Head and shoulders above everything else we watched was Journal with Witch, where a teenage girl loses her parents in a car accident, and moves in with her blunt, likely autistic aunt. There wasn't much of a plot in the first episode aside from her moving in, it was more about how each character was dealing with the aftermath of a sudden death. I found it incredibly engaging, and very well done in dealing with such complex and potentially fraught subject matter. It's hard to say what I specifically liked about it, because it felt like it was mostly setting up explorations of themes like isolation, loneliness and grief. But I found the drama very gripping, the characters interesting, and the artstyle beautiful. I'm going to keep watching it.

After that there was The Darwin Incident, a story about the world's first "humanzee", ie. a boy hybrid of man and chimpanzee named Charlie. Exceptionally for an anime it's set in the U.S, but that didn't seem to come to play much in the three episodes we watched. Charlie enters high school, and what follows felt mostly like a treatise in subjects like veganism, animal rights and militant activism. The three episodes didn't really grip me. Veganism as a subject I have very little interest in, and the extensive dialogue scenes discussing the subjects I mostly tuned out. What I was puzzled by is why they decided to make Charlie basically an expressionless robot when chimpanzees are one of the most expressive animal species on the planet. I don't know if it's budget issues or anime's general tendency for stoic, blank-slate protagonists, but come on! Your main character is a freak of nature, you should make him boisterous and lively and expressive.

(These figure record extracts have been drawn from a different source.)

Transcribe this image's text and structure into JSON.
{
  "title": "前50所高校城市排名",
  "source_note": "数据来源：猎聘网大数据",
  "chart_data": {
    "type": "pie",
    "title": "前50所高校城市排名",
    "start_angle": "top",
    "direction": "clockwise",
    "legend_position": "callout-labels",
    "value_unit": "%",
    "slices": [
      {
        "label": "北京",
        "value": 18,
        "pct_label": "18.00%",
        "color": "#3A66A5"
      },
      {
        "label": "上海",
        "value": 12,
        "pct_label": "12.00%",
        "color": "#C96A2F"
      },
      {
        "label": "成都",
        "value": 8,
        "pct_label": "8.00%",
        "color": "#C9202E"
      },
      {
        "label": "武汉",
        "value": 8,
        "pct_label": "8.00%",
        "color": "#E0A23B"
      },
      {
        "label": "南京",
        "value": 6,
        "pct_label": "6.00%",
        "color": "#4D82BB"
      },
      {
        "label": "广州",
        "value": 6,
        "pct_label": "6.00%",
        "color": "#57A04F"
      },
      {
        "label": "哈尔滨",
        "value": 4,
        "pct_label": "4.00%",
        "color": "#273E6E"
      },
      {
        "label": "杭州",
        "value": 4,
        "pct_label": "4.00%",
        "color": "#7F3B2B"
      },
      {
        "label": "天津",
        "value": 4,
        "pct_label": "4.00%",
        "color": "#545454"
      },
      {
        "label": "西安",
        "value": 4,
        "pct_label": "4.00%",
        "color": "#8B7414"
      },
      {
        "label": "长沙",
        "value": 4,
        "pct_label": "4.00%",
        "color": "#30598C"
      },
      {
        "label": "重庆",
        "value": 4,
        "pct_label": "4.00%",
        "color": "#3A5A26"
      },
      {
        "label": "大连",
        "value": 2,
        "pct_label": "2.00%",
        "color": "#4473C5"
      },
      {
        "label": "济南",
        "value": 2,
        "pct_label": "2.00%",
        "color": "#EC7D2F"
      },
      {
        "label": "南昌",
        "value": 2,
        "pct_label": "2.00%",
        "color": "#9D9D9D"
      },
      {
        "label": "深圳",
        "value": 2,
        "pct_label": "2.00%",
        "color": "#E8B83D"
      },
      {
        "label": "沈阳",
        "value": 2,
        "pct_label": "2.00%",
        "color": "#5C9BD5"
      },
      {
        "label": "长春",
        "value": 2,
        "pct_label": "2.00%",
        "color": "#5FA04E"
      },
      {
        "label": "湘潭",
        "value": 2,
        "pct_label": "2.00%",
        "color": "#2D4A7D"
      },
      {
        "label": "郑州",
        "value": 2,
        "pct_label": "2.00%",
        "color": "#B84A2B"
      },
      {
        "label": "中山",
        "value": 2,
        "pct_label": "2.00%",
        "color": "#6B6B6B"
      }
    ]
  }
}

The last thing I watched - or more like suffered through - before leaving was the prequel(?) to the latest Fate series, Fate Strange Fake. According to the host the series was supposed to be accessible to people without knowledge of the larger series, which to my understanding is one of the deepest lore black holes on the planet on par with franchises like Warhammer 40k. If the intent was to make it accessible, calling it an abysmal failure would still be too kind. It brought back every frustration I had with my previous attempt with Fate, which was five episodes of Fate: Zero back around the time when dinosaurs roamed the earth. To call the narrative incomprehensible and the storytelling inept would both be understatements: I can hardly even call it storytelling. It felt more like being recited an 800-page RPG rules manual out loud. There was hardly a single line of dialogue that wasn't some sort of exposition: endless yapping about the world mechanics, the various factions involved, and the backstories of the zillion different characters. But not, you know, any sort of attempt to explain what exactly the Holy Grail is in this context. Or a single reason to give a single shit about anyone.

It was the epitome of what I personally call "nerd-wank": things happen, but without any grounding or context everything just becomes hollow spectacle. Characters say things out loud in dramatic tones to signal that what they've said carries huge significance, but because I neither have an idea of who anyone is nor what anything means, they might as well have been making fart noises for all it mattered. At the end two characters spouted more exposition at each other amidst explosions and particle effects, and I was bored out of my skull. What's even more frustrating that less exposition would actually have made it more comprehensible, because the concepts involved are ultimately not that complex: a tournament involving mythical figures is about to begin, and various factions are using rituals and artefacts to summon their respective champions to the fight. That's really the gist. But the show just kept blabbering on about mechanical minutia, items and pointless detail in favor of giving me anything to engage with. How anyone is supposed to get into this garbage let alone enjoy it will likely elude me for the rest of my days.